Unlock Editor’s Digest for free
FT editor Roula Khalaf selects her favorite stories in this weekly newsletter.
The writer is an associate professor at the Institute of Social Research, University College London.
When Sheryl Sandberg’s book Lean on came out in 2013, it struck a chord with many women. In it, she posited along with the structural barrier, that women are “holding back” due to their low confidence.
My research supports Sandberg’s hypothesis. But it also tells us that the problem is much more complex. Women’s lack of confidence manifests itself long before they enter the workforce.
Using data from a Center for Longitudinal Studies survey of people born in the same week in Britain in 1970, my colleague Anna Adamecz and I constructed a measure of overconfidence and underconfidence. We looked at study participants’ performance on objective math, English, and IQ tests, as well as self-rated ability questions (e.g., How good are you at math?), which were administered at ages five, 10, and 16. . .
People who consider themselves higher than their position in the actual distribution of abilities are classified as overconfident. Those who rank lower are classified as insecure.
Perhaps not surprisingly, women are more likely to be classified as insecure. Thanks to the power of longitudinal data, we can follow these people into the labor market and track any gender gaps in their earnings when they are mid-career, at age 42.
Lack of confidence is not the only reason for the gender pay gap, but it plays an important role.

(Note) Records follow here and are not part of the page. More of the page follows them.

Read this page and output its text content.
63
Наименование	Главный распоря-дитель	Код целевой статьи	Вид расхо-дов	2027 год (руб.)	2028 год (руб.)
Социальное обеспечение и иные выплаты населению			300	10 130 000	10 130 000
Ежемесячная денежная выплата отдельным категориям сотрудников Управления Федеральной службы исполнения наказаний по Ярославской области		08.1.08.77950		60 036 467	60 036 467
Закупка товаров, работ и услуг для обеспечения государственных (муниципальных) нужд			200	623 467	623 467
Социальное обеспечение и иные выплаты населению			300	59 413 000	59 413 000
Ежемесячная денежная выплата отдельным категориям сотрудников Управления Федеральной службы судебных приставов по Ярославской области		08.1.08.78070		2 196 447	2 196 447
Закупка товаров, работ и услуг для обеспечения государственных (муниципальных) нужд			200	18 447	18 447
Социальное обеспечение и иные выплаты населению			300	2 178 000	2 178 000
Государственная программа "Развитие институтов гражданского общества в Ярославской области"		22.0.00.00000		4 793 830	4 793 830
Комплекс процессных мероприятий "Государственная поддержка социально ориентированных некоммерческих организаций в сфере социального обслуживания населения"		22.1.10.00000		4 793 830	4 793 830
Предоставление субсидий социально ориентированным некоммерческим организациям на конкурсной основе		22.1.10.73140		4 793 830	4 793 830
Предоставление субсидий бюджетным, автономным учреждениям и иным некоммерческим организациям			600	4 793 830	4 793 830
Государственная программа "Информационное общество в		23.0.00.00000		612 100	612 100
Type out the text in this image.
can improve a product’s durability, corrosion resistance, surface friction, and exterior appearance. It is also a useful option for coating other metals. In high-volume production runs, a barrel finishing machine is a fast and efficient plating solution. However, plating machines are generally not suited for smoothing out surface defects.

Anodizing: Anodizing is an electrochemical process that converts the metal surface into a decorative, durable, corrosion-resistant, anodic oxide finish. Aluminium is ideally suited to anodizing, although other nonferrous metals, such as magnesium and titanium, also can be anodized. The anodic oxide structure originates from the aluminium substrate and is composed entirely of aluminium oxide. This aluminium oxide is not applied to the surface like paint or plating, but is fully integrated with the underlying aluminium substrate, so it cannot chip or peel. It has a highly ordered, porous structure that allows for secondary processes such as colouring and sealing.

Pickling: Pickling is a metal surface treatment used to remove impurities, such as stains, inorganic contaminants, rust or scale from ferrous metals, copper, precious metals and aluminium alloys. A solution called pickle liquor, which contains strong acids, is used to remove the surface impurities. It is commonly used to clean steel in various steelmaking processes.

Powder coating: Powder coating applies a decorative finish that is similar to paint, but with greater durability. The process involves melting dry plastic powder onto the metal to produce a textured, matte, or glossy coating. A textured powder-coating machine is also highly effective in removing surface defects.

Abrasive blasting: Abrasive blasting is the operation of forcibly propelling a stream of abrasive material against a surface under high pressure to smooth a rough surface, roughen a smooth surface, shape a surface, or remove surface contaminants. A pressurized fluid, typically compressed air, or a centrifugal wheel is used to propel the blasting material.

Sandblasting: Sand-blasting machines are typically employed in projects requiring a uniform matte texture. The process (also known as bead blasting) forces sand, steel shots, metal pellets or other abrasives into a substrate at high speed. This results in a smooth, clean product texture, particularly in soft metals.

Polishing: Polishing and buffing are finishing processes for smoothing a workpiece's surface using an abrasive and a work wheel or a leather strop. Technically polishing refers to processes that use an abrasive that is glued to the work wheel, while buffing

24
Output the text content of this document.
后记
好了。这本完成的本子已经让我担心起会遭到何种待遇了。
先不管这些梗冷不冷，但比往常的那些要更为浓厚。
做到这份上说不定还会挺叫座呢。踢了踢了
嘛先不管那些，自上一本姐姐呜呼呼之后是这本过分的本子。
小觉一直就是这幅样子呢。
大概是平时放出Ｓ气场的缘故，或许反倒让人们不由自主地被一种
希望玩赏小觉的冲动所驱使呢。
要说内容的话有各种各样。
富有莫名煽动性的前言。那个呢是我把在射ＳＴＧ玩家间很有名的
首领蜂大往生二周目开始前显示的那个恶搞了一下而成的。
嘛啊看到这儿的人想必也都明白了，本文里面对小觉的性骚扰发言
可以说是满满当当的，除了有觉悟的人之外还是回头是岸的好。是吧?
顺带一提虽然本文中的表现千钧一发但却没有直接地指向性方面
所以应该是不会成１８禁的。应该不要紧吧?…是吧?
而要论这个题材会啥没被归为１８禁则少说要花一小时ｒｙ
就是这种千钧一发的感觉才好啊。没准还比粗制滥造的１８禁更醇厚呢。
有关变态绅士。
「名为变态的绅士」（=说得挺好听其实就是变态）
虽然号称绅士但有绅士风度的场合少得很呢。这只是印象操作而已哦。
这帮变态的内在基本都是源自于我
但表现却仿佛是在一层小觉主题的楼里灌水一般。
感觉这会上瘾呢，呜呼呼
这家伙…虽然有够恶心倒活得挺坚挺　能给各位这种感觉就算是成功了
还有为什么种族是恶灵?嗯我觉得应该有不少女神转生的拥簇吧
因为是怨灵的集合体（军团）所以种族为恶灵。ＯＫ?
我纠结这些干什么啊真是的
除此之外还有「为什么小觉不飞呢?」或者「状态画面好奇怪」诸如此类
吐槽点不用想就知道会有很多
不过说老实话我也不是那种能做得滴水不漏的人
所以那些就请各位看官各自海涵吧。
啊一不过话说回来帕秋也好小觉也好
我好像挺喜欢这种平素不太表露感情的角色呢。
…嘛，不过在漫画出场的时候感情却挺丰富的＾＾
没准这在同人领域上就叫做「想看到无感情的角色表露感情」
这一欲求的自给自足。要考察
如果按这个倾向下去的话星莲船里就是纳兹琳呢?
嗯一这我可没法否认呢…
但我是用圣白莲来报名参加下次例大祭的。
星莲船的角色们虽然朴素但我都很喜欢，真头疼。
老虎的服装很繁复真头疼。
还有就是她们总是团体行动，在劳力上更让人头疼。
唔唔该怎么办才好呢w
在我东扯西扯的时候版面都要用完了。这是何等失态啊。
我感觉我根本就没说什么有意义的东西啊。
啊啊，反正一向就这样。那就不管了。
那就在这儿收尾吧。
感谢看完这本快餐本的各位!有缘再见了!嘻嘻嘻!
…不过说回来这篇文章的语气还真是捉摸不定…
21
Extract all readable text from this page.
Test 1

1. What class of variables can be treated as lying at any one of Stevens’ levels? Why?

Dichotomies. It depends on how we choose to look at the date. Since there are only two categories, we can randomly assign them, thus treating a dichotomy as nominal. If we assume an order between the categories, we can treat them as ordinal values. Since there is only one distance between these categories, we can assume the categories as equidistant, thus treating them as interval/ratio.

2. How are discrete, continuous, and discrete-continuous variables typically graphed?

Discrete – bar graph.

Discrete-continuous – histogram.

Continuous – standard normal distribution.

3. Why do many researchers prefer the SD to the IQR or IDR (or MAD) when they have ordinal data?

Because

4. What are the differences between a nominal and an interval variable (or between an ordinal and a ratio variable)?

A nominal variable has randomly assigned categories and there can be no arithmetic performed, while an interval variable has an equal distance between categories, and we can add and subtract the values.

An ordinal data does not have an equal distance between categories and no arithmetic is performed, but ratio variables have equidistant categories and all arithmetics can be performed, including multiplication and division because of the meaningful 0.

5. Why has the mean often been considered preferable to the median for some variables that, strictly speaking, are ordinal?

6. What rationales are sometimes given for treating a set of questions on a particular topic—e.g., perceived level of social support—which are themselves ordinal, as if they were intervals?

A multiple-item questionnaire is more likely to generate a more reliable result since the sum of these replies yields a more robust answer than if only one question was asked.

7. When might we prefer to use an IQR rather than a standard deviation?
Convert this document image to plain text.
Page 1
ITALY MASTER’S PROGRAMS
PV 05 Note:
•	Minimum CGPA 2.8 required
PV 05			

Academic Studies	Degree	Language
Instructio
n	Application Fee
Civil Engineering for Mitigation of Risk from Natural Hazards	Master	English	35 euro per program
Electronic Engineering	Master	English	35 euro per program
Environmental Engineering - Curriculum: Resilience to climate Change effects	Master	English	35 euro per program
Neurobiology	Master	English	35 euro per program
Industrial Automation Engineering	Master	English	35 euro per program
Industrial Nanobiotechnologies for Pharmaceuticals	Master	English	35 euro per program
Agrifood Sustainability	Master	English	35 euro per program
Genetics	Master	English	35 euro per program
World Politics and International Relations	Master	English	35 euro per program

It’s not simply that men are rewarded with higher salaries for being overconfident (and so are the few women who fall into that category), but that people who are underconfident, primarily women, face a salary penalty.
Why is that? There are several factors at play. People lacking confidence (both men and women) do worse on their school-leaving exams, are less likely to study high-yield subjects like science and law at university, and end up in less lucrative occupations.
Since women are more likely to lack confidence, they are more affected by this penalty, despite outperforming men at school and university. Therefore, introducing training to build confidence at work is too little, too late. The punishment for lack of confidence is already manifest in decisions about what to study in college and what professions to enter.
It makes sense, then, to think about when and why lack of trust arises. Using data on all twins born in England and Wales between 1994 and 1996, we have begun to analyze these factors. In this data set, boys and girls were asked to self-assess their mathematical ability at age nine. We also look at their actual grades in the subject.
If we take a boy and a girl with the same level of mathematical performance, the boy self-reports himself as much better at the subject than the girl. This difference is even more pronounced when we compare twins and take into account their shared genes and environment. Parents were also asked to evaluate their children’s mathematical ability: they also overestimated their sons’ ability and underestimated their daughters’. Within families, the boy tends to be seen as “the math person” and the girl is not, even if she is better at math.
Economists are good at modeling many things, but trying to fully capture the gender norms and stereotypes that fuel female lack of confidence is a challenge. Home, school, and the workplace are environments where boys may receive overly positive reinforcement, especially when it comes to high-performance subjects such as science and technology, and girls may not.
This situation has implications for the labor market, including the gender pay gap. Instead of putting the onus on women to “lean in” in the workplace, we as parents, teachers, and employers can do better by ending the passing of these norms to the next generation.